March 21, 2025
Why software-defined car signals a paradigm shift

The quantity and complexity of electronic devices used in cars expand with each new generation. A typical vehicle built in 2000 had approximately 10 processors and featured a few thousand lines of code. Fast forward 20 years, and today’s cars have about 45 processors with hundreds of millions of lines of code. 

In the traditional vehicle architecture, with these devices connected by copper, the wiring loom becomes hugely complex and represents a high proportion of the vehicle build cost. It’s fair to say that automotive production has been evolving in this way for the last 100 years or so. For a vehicle designed using a traditional architecture, we’ve reached a ceiling of capability. 

The software-defined vehicle represents a radical, even disruptive, departure from this ethos, separating the hardware from the software – what we call abstraction — and moving away from the “flat” architecture traditionally seen in conventional vehicle design. 

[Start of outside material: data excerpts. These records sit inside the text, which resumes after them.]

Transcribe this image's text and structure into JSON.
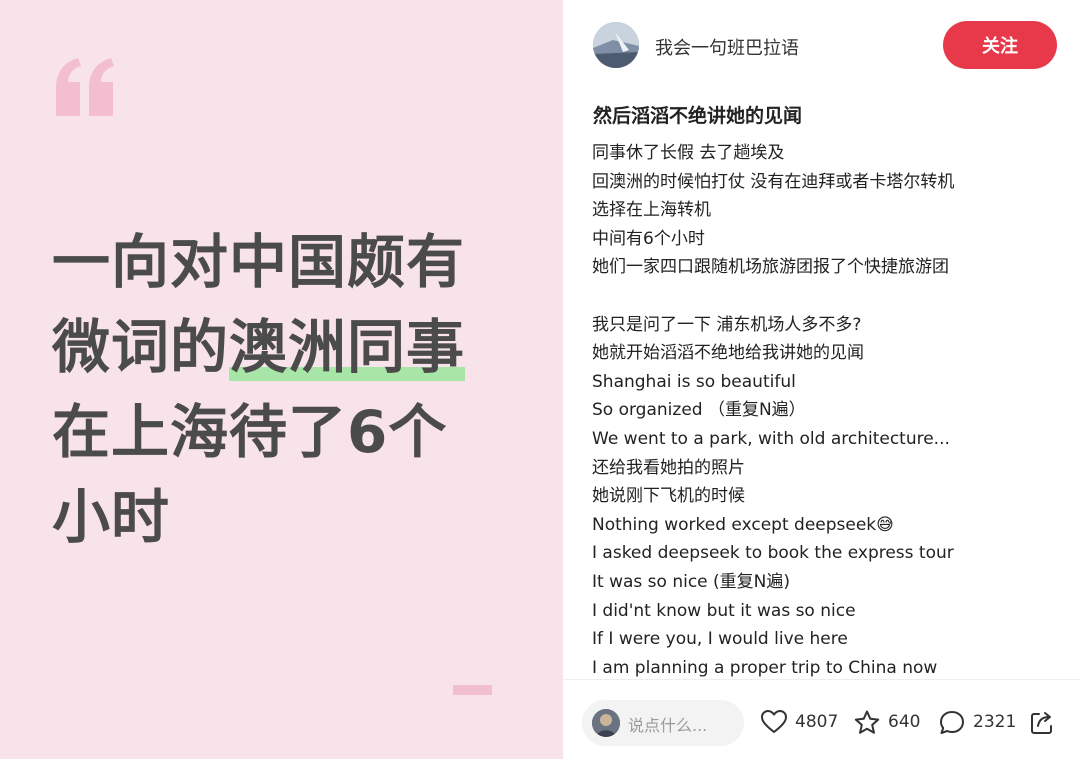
{
  "cover": {
    "hero_lines": [
      {
        "before": "一向对中国颇有",
        "highlight": "",
        "after": ""
      },
      {
        "before": "微词的",
        "highlight": "澳洲同事",
        "after": ""
      },
      {
        "before": "在上海待了6个",
        "highlight": "",
        "after": ""
      },
      {
        "before": "小时",
        "highlight": "",
        "after": ""
      }
    ],
    "highlight_color": "#a8e6a8",
    "background": "#f8e3ea"
  },
  "header": {
    "author_name": "我会一句班巴拉语",
    "follow_label": "关注",
    "follow_color": "#e8394a"
  },
  "post": {
    "title": "然后滔滔不绝讲她的见闻",
    "lines": [
      "同事休了长假 去了趟埃及",
      "回澳洲的时候怕打仗 没有在迪拜或者卡塔尔转机",
      "选择在上海转机",
      "中间有6个小时",
      "她们一家四口跟随机场旅游团报了个快捷旅游团",
      "",
      "我只是问了一下 浦东机场人多不多?",
      "她就开始滔滔不绝地给我讲她的见闻",
      "Shanghai is so beautiful",
      "So organized （重复N遍）",
      "We went to a park, with old architecture...",
      "还给我看她拍的照片",
      "她说刚下飞机的时候",
      "Nothing worked except deepseek😅",
      "I asked deepseek to book the express tour",
      "It was so nice (重复N遍)",
      "I did'nt know but it was so nice",
      "If I were you, I would live here",
      "I am planning a proper trip to China now"
    ]
  },
  "footer": {
    "comment_placeholder": "说点什么...",
    "likes": "4807",
    "stars": "640",
    "comments": "2321",
    "icons": [
      "heart-icon",
      "star-icon",
      "comment-icon",
      "share-icon"
    ]
  }
}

The software-defined car will feature two parallel architectural changes, namely zones and domains. Three or four zones are likely, with control units merged and centralized into high-powered computers. Wiring becomes simpler in a zonal approach, and the software environment more scalable and flexible with domains connected by automotive ethernet, accessed via domain controllers. The software is easily upgradeable by centralized over the air (OTA) updates and efficiently supports the user-defined vehicle. 

Use cases can be made virtual, and the real-time requirements of safety systems with guaranteed response times (a design imperative) assured. Using machine learning and AI in such systems yields more human-like responses than the conventional software code’s “if-then-else” nature. Here, secure vehicle-to cloud connectivity becomes increasingly important — relying on the seamless integration of different ecosystems. In this instance, technological disruption is not only the emergence of specific new hardware platforms but also the convergence of several technologies and methodologies.

Features such as ADAS, further enhanced by artificial intelligence and machine learning, bring the horizon closer for Level 4 and Level 5 autonomy, the driver for much of this advancement. Hardware abstraction enables the hardware to be interchangeable, allowing new entrants to enter the automotive arena, be they tech giants or new startups. 

The product lifespan will be lengthened, too, as a vehicle’s feature set is extended and optimized through over the air updates post-point of sale (POS). They could create new revenue streams and business models from the sale of applications and driver data captured via analytics.